Conference 2019 – Poverty, Pathology and Pills
Day 1 – Session 4

Reconceptualising responses to mental health

Day 1 - Session 4

Questioning diagnosis and standard treatment approaches

Joanna Moncrieff, University College London

This talk will explore the nature of diagnosis and how this is linked to current treatment approaches. Alternative ways of understanding mental health problems will be presented, and the implications for the use of drug treatment and other forms of therapy will be explored.

Exploring the impact of social prescribing on health and wellbeing

Bethan Griffith, University of Newcastle

Social prescribing is an increasingly popular narrative in primary care. It allows health care professionals to refer patients to a Link worker who works with them to tackle non-clinical or social factors that are impacting their health. It has a range of proposed aims and objectives including a reduction in system level pressures, such a GP consultation rates, improving personalised care and tackling health inequalities. Social prescribing is endorsed by the Royal College of General Practitioners, the Department of Health and NHS England. Despite this, providing evidence that it works is challenging and many argue that future research needs to focus more on process than proof in an attempt to understand what type of interventions work best and for who. This includes exploring engagement and sustainability.

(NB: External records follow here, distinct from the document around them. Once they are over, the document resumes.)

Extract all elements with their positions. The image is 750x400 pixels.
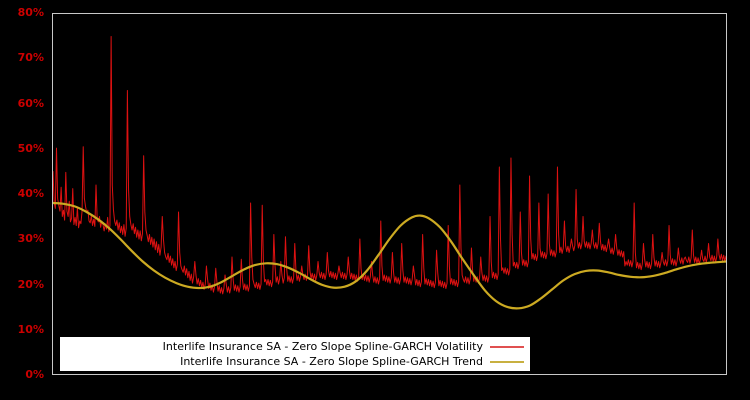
legend-swatch-volatility: [490, 345, 524, 348]
legend-label-volatility: Interlife Insurance SA - Zero Slope Spli…: [162, 340, 483, 353]
y-axis-tick-60: 60%: [17, 96, 44, 110]
legend-item-trend: Interlife Insurance SA - Zero Slope Spli…: [60, 354, 530, 369]
plot-canvas: [53, 36, 726, 310]
y-axis-tick-70: 70%: [17, 51, 44, 65]
trend-series-line: [53, 201, 726, 310]
legend-label-trend: Interlife Insurance SA - Zero Slope Spli…: [180, 355, 483, 368]
y-axis-tick-50: 50%: [17, 141, 44, 155]
volatility-series-line: [53, 36, 726, 295]
chart-legend: Interlife Insurance SA - Zero Slope Spli…: [60, 337, 530, 371]
y-axis-tick-80: 80%: [17, 6, 44, 19]
plot-area: [52, 13, 727, 375]
legend-item-volatility: Interlife Insurance SA - Zero Slope Spli…: [60, 339, 530, 354]
y-axis-tick-30: 30%: [17, 232, 44, 246]
y-axis-tick-0: 0%: [25, 368, 44, 381]
legend-swatch-trend: [490, 360, 524, 363]
y-axis-tick-10: 10%: [17, 322, 44, 336]
y-axis-tick-40: 40%: [17, 187, 44, 200]
y-axis-tick-20: 20%: [17, 277, 44, 291]
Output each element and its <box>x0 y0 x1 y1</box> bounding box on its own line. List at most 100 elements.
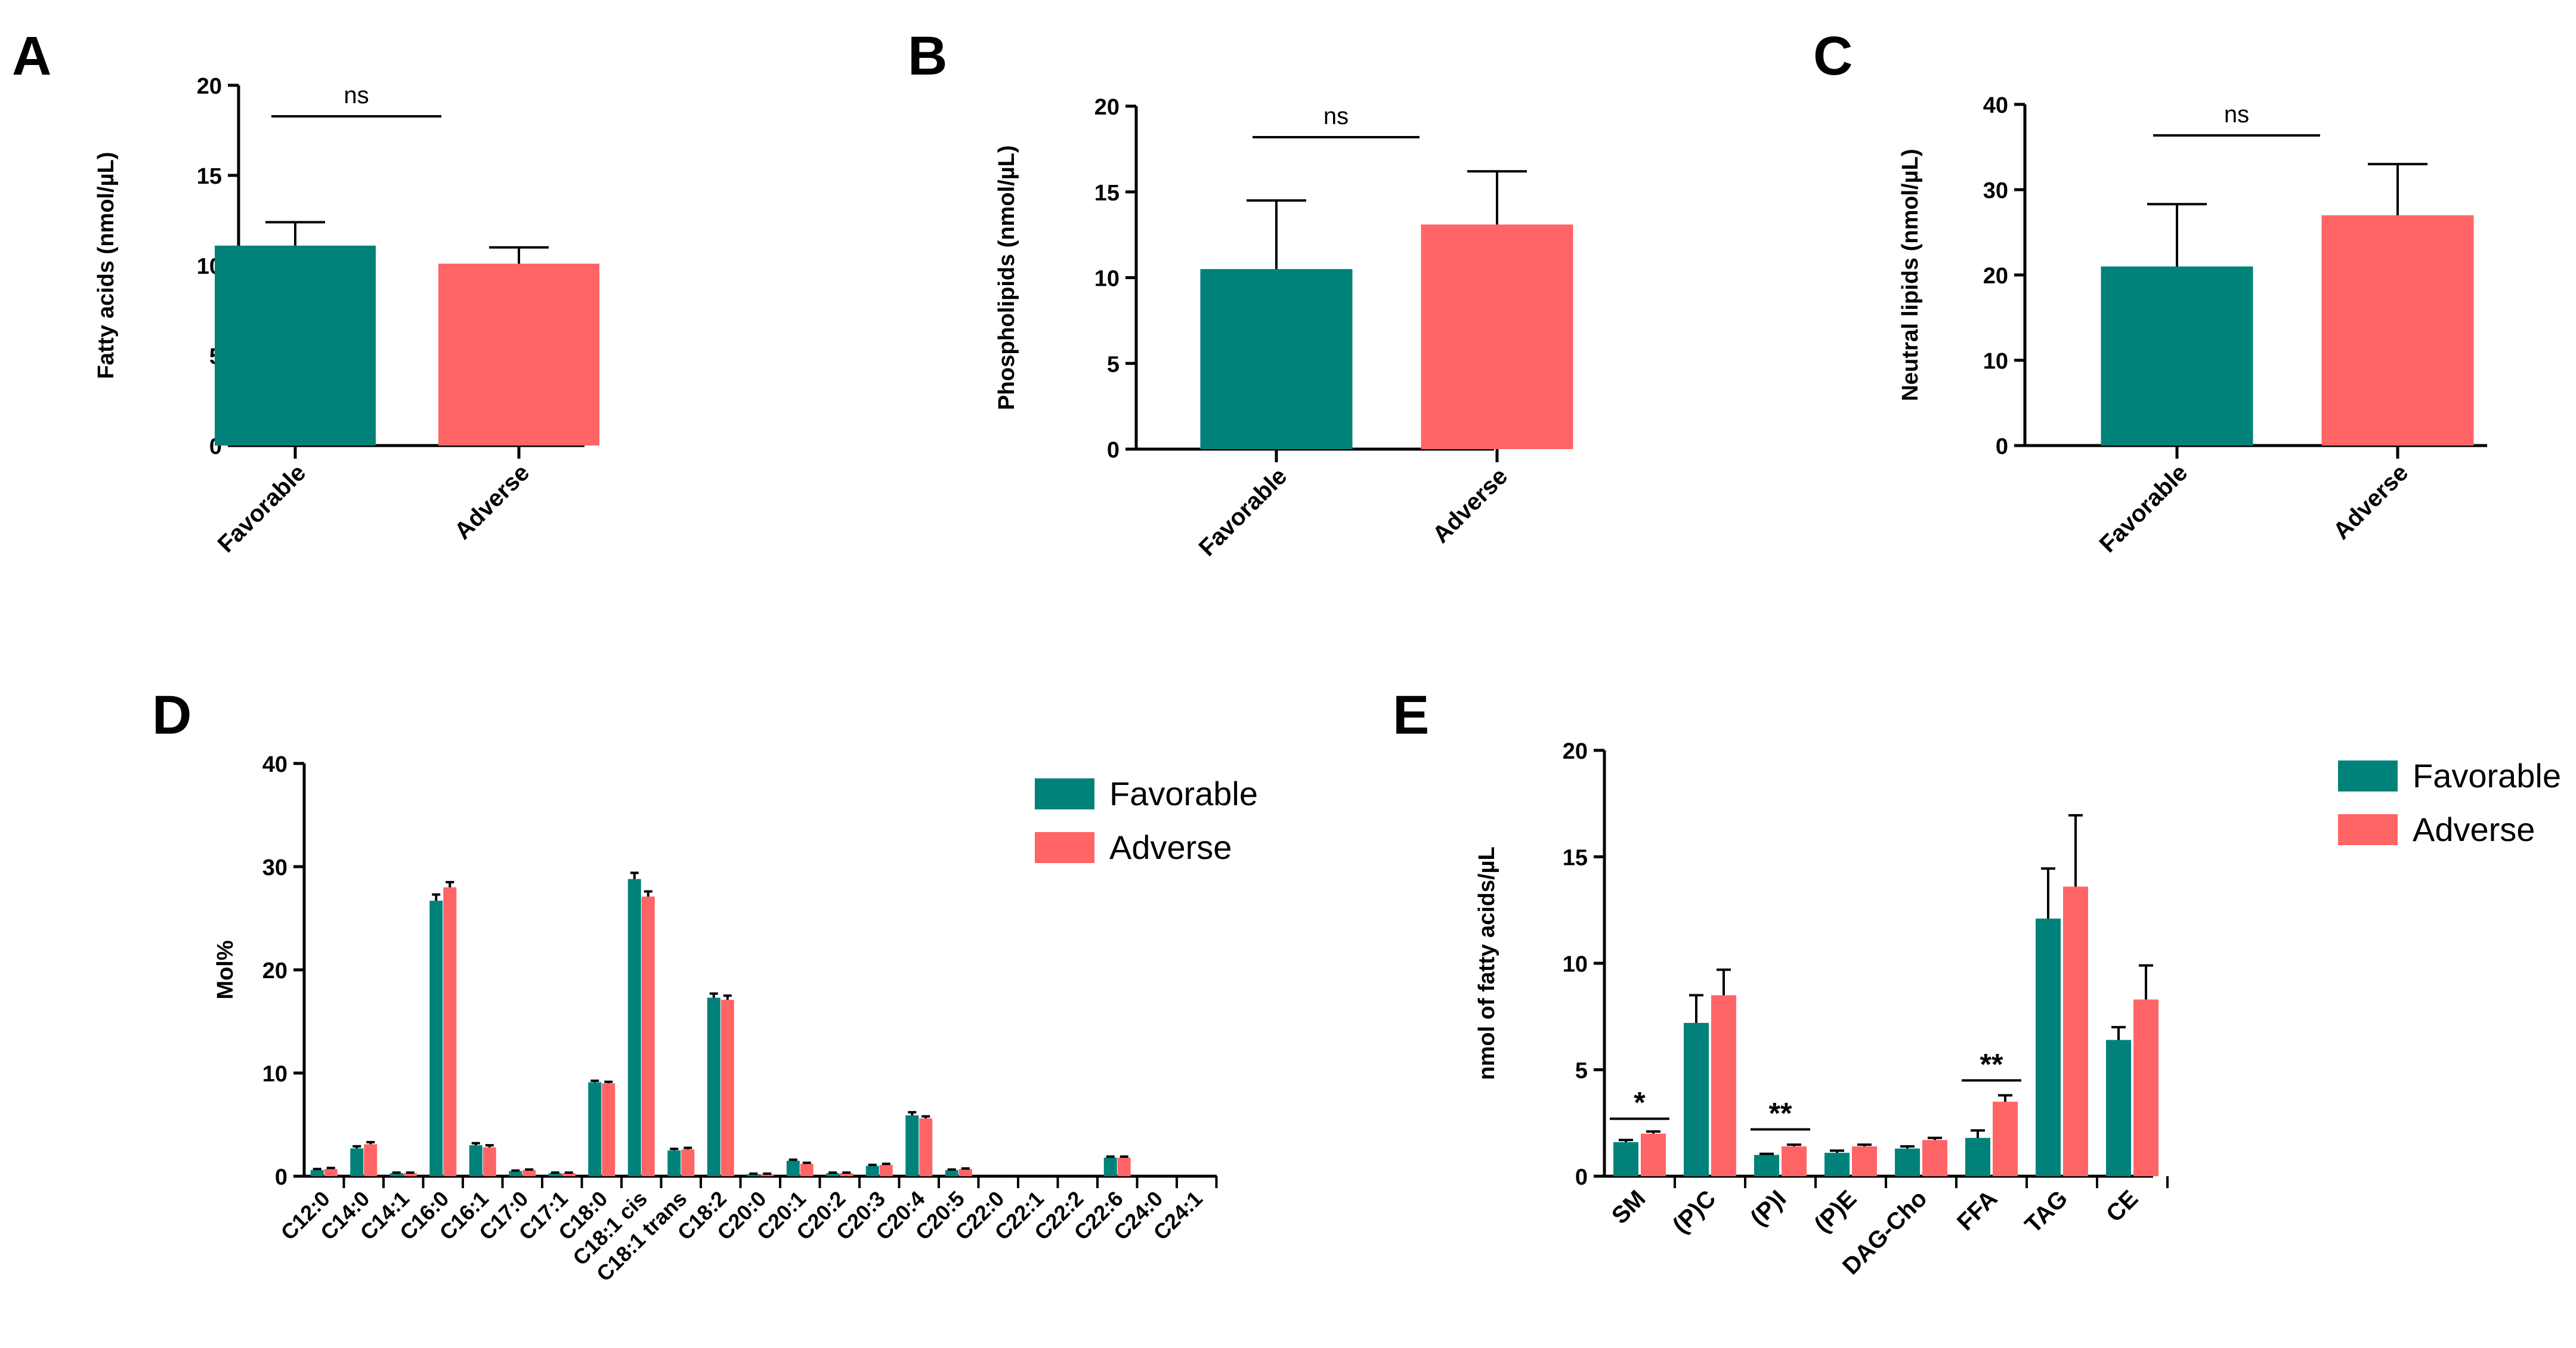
bar-adverse <box>840 1173 853 1176</box>
bar-favorable <box>215 245 376 446</box>
bar-favorable <box>826 1173 840 1176</box>
y-tick-label: 40 <box>262 752 287 777</box>
bar-favorable <box>2106 1040 2131 1176</box>
bar-adverse <box>438 263 599 446</box>
y-tick-label: 15 <box>1563 846 1588 871</box>
y-tick-label: 5 <box>1107 352 1120 377</box>
bar-favorable <box>2036 919 2061 1176</box>
y-tick-label: 0 <box>275 1165 287 1190</box>
bar-adverse <box>641 896 655 1176</box>
bar-adverse <box>1782 1146 1807 1176</box>
panel-letter: B <box>908 26 947 86</box>
y-tick-label: 10 <box>1563 952 1588 977</box>
bar-adverse <box>1993 1102 2018 1176</box>
y-tick-label: 10 <box>1983 349 2008 374</box>
significance-label: * <box>1634 1086 1646 1120</box>
significance-label: ns <box>344 82 369 109</box>
bar-favorable <box>509 1171 522 1176</box>
bar-adverse <box>919 1118 933 1176</box>
x-tick-label: (P)I <box>1746 1185 1792 1231</box>
bar-favorable <box>1965 1137 1990 1176</box>
bar-adverse <box>364 1144 378 1176</box>
bar-adverse <box>1421 224 1573 449</box>
x-tick-label: Adverse <box>450 459 535 545</box>
significance-label: ns <box>2224 101 2249 128</box>
y-tick-label: 20 <box>1094 95 1120 120</box>
x-tick-label: (P)E <box>1810 1185 1862 1238</box>
chart-panel-A: A05101520Fatty acids (nmol/µL)FavorableA… <box>12 26 599 558</box>
y-tick-label: 15 <box>1094 181 1120 206</box>
bar-adverse <box>562 1173 576 1176</box>
y-axis-title: Fatty acids (nmol/µL) <box>94 152 119 379</box>
bar-favorable <box>1754 1155 1779 1176</box>
bar-adverse <box>760 1174 774 1176</box>
y-tick-label: 20 <box>1983 264 2008 289</box>
bar-adverse <box>522 1170 536 1176</box>
y-tick-label: 15 <box>197 164 222 189</box>
y-axis-title: nmol of fatty acids/µL <box>1474 846 1499 1080</box>
x-tick-label: FFA <box>1952 1185 2003 1236</box>
bar-favorable <box>588 1082 602 1176</box>
significance-label: ** <box>1769 1096 1792 1130</box>
x-tick-label: Favorable <box>213 459 311 558</box>
significance-label: ** <box>1980 1047 2003 1081</box>
bar-favorable <box>945 1170 958 1176</box>
bar-adverse <box>324 1168 338 1176</box>
bar-favorable <box>707 997 720 1176</box>
legend-label-adverse: Adverse <box>2413 811 2535 848</box>
legend: Favorable Adverse <box>1035 775 1258 866</box>
panel-letter: C <box>1813 26 1853 86</box>
y-axis-title: Mol% <box>213 940 238 999</box>
bar-adverse <box>958 1168 972 1176</box>
chart-panel-D: D010203040Mol%C12:0C14:0C14:1C16:0C16:1C… <box>152 685 1258 1286</box>
bar-adverse <box>1852 1146 1877 1176</box>
y-tick-label: 5 <box>1575 1059 1588 1084</box>
bar-adverse <box>1711 995 1736 1176</box>
x-tick-label: (P)C <box>1668 1185 1721 1238</box>
bar-favorable <box>429 901 443 1176</box>
y-tick-label: 20 <box>1563 739 1588 764</box>
y-tick-label: 20 <box>262 959 287 984</box>
legend-label-adverse: Adverse <box>1109 828 1232 866</box>
chart-panel-B: B 0 5 10 15 20 Phospholipids (nmol/µL) Favorabl… <box>908 26 1573 561</box>
y-tick-label: 40 <box>1983 93 2008 118</box>
bar-favorable <box>1200 269 1353 449</box>
bar-adverse <box>1117 1157 1131 1176</box>
y-tick-label: 0 <box>1996 434 2008 459</box>
panel-letter: D <box>152 685 191 746</box>
x-tick-label: Favorable <box>1194 463 1292 561</box>
legend: Favorable Adverse <box>2338 757 2561 848</box>
bar-favorable <box>786 1161 800 1176</box>
x-tick-label: Adverse <box>1428 463 1513 548</box>
bar-favorable <box>627 879 641 1176</box>
bar-favorable <box>1824 1152 1850 1176</box>
significance-label: ns <box>1323 103 1349 129</box>
bar-adverse <box>2321 215 2474 446</box>
bar-adverse <box>681 1149 695 1176</box>
bar-adverse <box>2133 999 2158 1176</box>
y-tick-label: 0 <box>1107 438 1120 463</box>
legend-swatch-adverse <box>2338 814 2398 845</box>
x-tick-label: CE <box>2101 1185 2143 1227</box>
bar-favorable <box>469 1145 483 1176</box>
panel-letter: A <box>12 26 51 86</box>
bar-favorable <box>389 1173 403 1176</box>
bar-adverse <box>602 1083 616 1176</box>
chart-panel-E: E 0 5 10 15 20 nmol of fatty acids/µL SM (P)C (P)… <box>1393 685 2561 1280</box>
legend-swatch-favorable <box>2338 760 2398 792</box>
y-axis-title: Neutral lipids (nmol/µL) <box>1898 149 1923 401</box>
bar-adverse <box>483 1147 496 1176</box>
chart-panel-C: C 0 10 20 30 40 Neutral lipids (nmol/µL) Favora… <box>1813 26 2487 558</box>
bar-adverse <box>403 1173 417 1176</box>
bar-adverse <box>443 887 457 1176</box>
y-axis-title: Phospholipids (nmol/µL) <box>994 145 1019 410</box>
y-tick-label: 10 <box>1094 267 1120 292</box>
legend-swatch-favorable <box>1035 778 1094 809</box>
y-tick-label: 10 <box>262 1062 287 1087</box>
legend-label-favorable: Favorable <box>1109 775 1258 812</box>
bar-adverse <box>1922 1140 1947 1176</box>
bar-adverse <box>800 1164 814 1176</box>
bar-favorable <box>1613 1142 1638 1176</box>
bar-favorable <box>1684 1022 1709 1176</box>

Ways to Wellness (WtW) is a large-scale social prescribing initiative operating in a socioeconomically deprived area of Newcastle upon Tyne. It is funded for seven years and provides an un-paralleled opportunity for understanding social prescribing. Early data suggests its impact extends beyond those individuals referred to families and communities. However, there are considerable variations in GP referral practices and individual level engagement.

Using ethnographic methods I am collaborating with WtW and local primary care to understand how knowledge about social prescribing is created locally, what factors influence referral and engagement practices and how concepts of success and failure are constructed in relation to social prescribing.

Community-led social prescribing: ‘real life’ stories from Thanet

Kay Byatt, Community Project Worker,
Simone Crouchman and Lola Christopher, SpeakUp CIC

SpeakUpCIC is an independent mental health support organisation supporting people with long term mental health illness from the age of 18 upwards living within South East Kent. Based in and providing support across Thanet – nationally rated as one of the most deprived localities within the UK – we also cover Ashford, Dover, Deal and Sandwich. We provide a wide variety of peer-led support groups and activities and service user forums where people can voice their concerns, experiences and issues so they can be taken forward to the necessary mental health providers. All members of our dedicated team are ‘experts by experience’ and everyone who accesses our services becomes a member of SpeakUpCIC as opposed to a service user.

Our talk will feature a ‘real life’ Case Study outlining the Thanet Working Group (TWG) – a group of SpeakUpCIC members who volunteer their time to work collectively to create positive initiatives to help address gaps in local mental health service provision. We will evidence the positive impact experienced by service users when they are empowered and involved in creating projects that help other people within their communities. Our talk will highlight some of the initiatives and include a personal account of how being involved and leading projects helps people to manage their mental health better and improve their personal wellbeing.